Giant Queensland Spider Devours Snake

Thought some people might find this interesting.


----------



## Cockney_Red (Apr 20, 2012)

Snake, already Brown Bread.....


----------



## Scleropages (Apr 20, 2012)

looks like a GTS not and BTS


----------



## GeckPhotographer (Apr 20, 2012)

> looks like a GTS not and BTS



Actually I think it's a NTS, Northern Tree Snake (Dendrelaphis calligastra)


----------



## Manda1032 (Apr 20, 2012)

ya beat me to posting this!


----------



## Snake-Supplies (Apr 20, 2012)

I hate spiders... don't know why I looked.


----------



## Jande (Apr 20, 2012)

Wow. Frightening but interesting. Thanks for the share.


----------



## rosequoll (Apr 20, 2012)

There's a reason why I flail like a damned sissy when I walk into one of those webs. *shudder*


----------



## Ally04 (Apr 20, 2012)

I surely wouldn't want to walk into that spider web


----------



## SteveNT (Apr 20, 2012)

Ha ha, I've worn quite a few golden orbs!

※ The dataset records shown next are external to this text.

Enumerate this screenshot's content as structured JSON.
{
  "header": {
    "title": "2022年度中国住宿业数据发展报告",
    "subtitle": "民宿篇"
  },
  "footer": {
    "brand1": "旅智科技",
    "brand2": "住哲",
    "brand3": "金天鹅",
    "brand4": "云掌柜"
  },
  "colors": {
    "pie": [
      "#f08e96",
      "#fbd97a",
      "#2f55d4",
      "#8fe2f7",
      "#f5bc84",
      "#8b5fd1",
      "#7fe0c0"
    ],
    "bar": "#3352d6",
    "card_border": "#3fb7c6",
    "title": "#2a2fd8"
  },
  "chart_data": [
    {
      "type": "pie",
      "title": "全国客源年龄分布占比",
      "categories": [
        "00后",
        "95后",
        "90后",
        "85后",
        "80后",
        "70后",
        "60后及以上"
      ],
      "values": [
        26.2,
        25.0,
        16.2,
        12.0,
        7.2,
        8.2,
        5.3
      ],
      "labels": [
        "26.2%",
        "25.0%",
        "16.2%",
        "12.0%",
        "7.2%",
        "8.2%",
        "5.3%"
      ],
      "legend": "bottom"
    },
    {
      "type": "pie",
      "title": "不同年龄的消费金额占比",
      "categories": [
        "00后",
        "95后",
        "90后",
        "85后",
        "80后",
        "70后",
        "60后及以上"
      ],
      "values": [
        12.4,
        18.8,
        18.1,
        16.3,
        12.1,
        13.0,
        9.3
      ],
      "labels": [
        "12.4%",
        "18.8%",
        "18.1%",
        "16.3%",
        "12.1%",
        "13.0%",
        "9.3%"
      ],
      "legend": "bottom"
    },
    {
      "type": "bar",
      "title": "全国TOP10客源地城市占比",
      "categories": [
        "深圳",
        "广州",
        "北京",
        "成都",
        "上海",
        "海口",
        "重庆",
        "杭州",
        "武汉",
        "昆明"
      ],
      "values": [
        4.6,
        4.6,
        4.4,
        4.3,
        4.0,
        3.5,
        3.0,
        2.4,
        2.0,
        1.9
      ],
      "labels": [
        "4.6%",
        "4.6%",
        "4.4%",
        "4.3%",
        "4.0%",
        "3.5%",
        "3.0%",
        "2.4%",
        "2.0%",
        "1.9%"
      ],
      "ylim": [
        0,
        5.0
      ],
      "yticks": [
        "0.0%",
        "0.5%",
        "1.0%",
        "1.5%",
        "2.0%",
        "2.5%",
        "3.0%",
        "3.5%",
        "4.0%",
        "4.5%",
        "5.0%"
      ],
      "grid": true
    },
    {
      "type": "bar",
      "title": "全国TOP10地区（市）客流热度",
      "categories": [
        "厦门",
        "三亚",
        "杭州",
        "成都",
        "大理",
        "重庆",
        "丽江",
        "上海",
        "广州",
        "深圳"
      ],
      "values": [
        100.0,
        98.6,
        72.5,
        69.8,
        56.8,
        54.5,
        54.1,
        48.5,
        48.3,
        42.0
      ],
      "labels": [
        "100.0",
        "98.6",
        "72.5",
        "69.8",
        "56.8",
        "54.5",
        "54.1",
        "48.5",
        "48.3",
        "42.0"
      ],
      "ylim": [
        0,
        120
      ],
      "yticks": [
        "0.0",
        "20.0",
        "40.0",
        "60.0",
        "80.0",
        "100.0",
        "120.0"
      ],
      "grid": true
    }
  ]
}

We had one that used to web across a path we walked every day. Eventually it built a web with a human sized gap in it. (Although it still collected a few hats!)


----------



## mmafan555 (Apr 23, 2012)

Screw Arachnids!!! Hate that bastard hellspawn family!!!


----------



## Spidergirl (Apr 23, 2012)

What a thing to see!


----------



## NicG (Apr 23, 2012)

I'm thinking that it's a Northern Tree Snake too. Which leaves me shaking my head lamenting the fact that there are basically none of these in captivity ...


----------



## Wrightpython (Apr 23, 2012)

Golden orbs are the best anyway they run off when they see you coming or drop to ground if you do ride into there webs great spiders and bloody quick.


----------



## Nes88c (Apr 23, 2012)

Did anyone read the article?? 

Made me sad..... Apparently the "ordeal" lasted several hours.

The guy also states "the snake finally surrendered to the spiders venoum. The snake tried to strike it many times but the spider ran up the Webb.  poor thing.

Also it states the spider was just chewing on the snake n where it had bitten was black?? That says to me the poor snake had been there a while!! Omg  

I think I would hav tried to save the snake IMO. But I'm also the type that cries in docco's cos an animal kills another to survive. But still sounds like a horrible way to die. 
A


----------